In total, the nation's more than 1,000 commercial banks posted a 24 per cent decline in second quarter profits, with non-performing loans hitting a record 2.7 trillion yuan. Citigroup Inc. last month slashed 2020 to 2022 earnings forecasts for major Chinese banks by more than 10 percentage points and expects them to suffer a 13 per cent drop in profit this year.
"Under mounting political pressure, China banks not only have had to further cut loan yields to subsidize the real economy, but also need to accelerate counter-cyclical provisioning and adopt more conservative NPL assumptions in setting provisions," Citigroup analysts led by Judy Zhang wrote. "The potential negative earnings growth will overhang the China banks' near-term share performance."
Investors have never been so downbeat on Chinese lenders' outlook. Shares of the biggest banks are trading at about 0.45 times their forecast book value, a record low valuation, after underperforming the benchmark indexes in Hong Kong and on the mainland for most of the past five years.
Speculation has also grown on whether Chinese banks will be able to maintain paying out about 30 per cent of their profit in dividends.
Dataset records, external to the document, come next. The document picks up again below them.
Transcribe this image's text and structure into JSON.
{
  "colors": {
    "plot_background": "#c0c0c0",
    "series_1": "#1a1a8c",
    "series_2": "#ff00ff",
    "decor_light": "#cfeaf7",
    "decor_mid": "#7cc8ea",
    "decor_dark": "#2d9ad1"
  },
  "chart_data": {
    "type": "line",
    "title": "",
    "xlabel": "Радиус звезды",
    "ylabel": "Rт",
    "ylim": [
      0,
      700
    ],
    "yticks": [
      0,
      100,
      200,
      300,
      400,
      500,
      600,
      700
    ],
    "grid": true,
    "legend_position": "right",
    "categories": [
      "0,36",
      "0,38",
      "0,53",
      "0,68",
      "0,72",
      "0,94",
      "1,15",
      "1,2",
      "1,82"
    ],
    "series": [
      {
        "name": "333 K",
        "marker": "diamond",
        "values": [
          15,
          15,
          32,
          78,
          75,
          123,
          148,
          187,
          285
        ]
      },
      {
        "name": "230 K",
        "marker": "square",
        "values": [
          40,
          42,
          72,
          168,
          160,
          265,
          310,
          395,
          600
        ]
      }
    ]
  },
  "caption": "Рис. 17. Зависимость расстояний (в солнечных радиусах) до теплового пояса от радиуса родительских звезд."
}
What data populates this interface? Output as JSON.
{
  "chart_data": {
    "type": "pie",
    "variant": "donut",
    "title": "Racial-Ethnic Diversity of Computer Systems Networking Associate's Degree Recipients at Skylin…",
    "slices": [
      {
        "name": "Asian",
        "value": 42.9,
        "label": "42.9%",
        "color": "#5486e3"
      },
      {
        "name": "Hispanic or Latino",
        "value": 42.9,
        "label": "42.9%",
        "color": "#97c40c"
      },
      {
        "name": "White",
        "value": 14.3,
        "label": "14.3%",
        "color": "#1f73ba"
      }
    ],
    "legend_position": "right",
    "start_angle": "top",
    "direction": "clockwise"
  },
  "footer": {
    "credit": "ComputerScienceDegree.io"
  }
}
Another lender, Bank of Communications, on Friday reported a 15 per cent decline in profit and said it was looking at its dividend policy ahead.
"The dividend policy needs to be aligned with the external environment and conditions," Bocom Vice President Guo Mang said on Friday. "It's necessary for every bank to study their current policy - while trying to retain more capital we should also handle the relationship between bank growth and shareholder dividends."
Chinese banks joined the chorus of global lenders warning about a difficult economic outlook. HSBC Holdings Plc said the fallout from the pandemic may trigger loan losses of as much as US$13 billion this year, while JPMorgan Chase & Co spoke of a protracted downturn and said government stimulus was making it harder to gage the economic damage.
In the worst case, China banks could be guided to reduce profit by around 20 per cent to 25 per cent in 2020, according to Jefferies analyst Shujin Chen. Further reduction would hurt banks' capital even without any dividend payout and would be harmful to financial stability, she said.
China is recovering slowly as President Xi Jinping is accelerating his push to make the economy more independent amid a broadening confrontation with the U.S. over everything from trade to finance and technology.
Tensions between the world's two super powers over Hong Kong has sparked tit-for-tat sanctions on politicians and officials on both sides over the past few weeks. China's biggest lenders are looking over their accounts in order not to endanger their access to crucial dollar funding. The big four banks had US$1.2 trillion in such funding at the end of June and could face fines for doing business with any of the 11 Hong Kong and mainland officials targeted by US sanctions.